At the same time, scientists on the German research vessel RV Sonne will deploy deep-sea cameras and sensors to monitor how the dredging will churn the soft, sedimentary part of the sea floor that surrounds these nodules.
Researchers fear that mining could create plumes of suspended sediment that extend tens or even hundreds of metres above the seafloor. “The bottom waters of the CCZ are the clearest of anywhere in the ocean,” says Craig Smith, an oceanographer at the University of Hawaii at Manoa in Honolulu. But, he says: “We will not really understand the actual scale of mining impacts until the effects of sediment plumes from full-scale mining are studied for years”.
In particular, researchers worry that the plumes could bury, smother and toxify the vibrant life on the sea floor — such as rare, squid-like worms, sea cucumbers nicknamed ‘gummy squirrels’ and fast-moving sea urchins. “It is likely that the CCZ communities are extremely sensitive to sediment plumes,” says Smith. They also worry that sediment separated from the nodules on ships and later discarded into the sea will create more plumes.

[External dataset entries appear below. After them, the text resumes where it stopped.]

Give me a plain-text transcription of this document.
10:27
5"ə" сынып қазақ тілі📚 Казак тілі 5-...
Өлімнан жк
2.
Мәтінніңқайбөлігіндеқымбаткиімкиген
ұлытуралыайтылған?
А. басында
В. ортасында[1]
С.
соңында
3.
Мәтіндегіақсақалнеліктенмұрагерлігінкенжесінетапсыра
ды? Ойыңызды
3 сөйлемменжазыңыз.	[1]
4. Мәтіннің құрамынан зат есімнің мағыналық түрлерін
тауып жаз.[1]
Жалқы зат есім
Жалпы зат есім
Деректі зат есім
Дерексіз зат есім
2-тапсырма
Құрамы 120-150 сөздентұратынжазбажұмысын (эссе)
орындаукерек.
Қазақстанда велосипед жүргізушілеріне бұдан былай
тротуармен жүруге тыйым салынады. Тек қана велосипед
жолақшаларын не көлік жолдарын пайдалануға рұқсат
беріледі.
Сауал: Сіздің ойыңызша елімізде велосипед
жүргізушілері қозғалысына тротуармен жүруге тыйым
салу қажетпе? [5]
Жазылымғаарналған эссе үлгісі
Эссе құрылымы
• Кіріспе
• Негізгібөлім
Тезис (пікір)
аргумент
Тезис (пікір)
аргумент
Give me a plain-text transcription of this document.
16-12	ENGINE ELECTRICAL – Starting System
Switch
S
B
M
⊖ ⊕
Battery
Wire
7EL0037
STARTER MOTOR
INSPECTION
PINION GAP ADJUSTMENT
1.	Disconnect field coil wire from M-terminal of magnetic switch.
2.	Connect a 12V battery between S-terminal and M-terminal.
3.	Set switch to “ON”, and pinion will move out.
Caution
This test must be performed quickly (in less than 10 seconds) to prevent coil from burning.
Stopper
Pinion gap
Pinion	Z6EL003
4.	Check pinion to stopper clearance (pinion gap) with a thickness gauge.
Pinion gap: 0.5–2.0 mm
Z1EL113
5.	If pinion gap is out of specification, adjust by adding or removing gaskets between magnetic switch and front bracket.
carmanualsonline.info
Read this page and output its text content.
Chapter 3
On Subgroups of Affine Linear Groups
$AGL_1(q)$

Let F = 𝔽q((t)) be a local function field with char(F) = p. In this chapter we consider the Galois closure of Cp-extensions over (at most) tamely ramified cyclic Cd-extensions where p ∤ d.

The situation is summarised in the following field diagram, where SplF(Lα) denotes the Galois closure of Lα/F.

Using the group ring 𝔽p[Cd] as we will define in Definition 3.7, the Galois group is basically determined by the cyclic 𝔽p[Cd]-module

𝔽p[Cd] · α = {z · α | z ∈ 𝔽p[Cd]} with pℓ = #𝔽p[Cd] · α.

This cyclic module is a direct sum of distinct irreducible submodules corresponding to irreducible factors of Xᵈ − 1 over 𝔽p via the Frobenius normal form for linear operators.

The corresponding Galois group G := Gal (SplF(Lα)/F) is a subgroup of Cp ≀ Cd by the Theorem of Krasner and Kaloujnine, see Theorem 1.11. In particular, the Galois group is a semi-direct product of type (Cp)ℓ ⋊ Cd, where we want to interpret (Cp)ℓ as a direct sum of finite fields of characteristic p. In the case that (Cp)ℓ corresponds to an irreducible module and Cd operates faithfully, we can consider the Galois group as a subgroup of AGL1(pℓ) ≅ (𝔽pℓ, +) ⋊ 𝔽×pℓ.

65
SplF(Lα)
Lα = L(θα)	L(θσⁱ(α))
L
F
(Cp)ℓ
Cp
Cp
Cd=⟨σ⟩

A study published in January1 that used realistic data on oceanographic and sediment characteristics from the GSR mining site has already modelled how these plumes are likely to behave in response to their test. The research found that soft sediment in the CCZ could take up to ten times longer to resettle than previously thought, meaning sediment is likely to travel farther in the water column before it resettles, affecting marine life over a much larger area.
Kristina Gjerde, a high-seas policy specialist at the International Union for the Conservation of Nature, says that ultimately, the experiment isn’t long enough to gauge mining’s long-term effects. “The test is nowhere near the scale of what the impacts of 30-year, 24-hours-a-day, 7-days-a-week operation may be,” says Gjerde.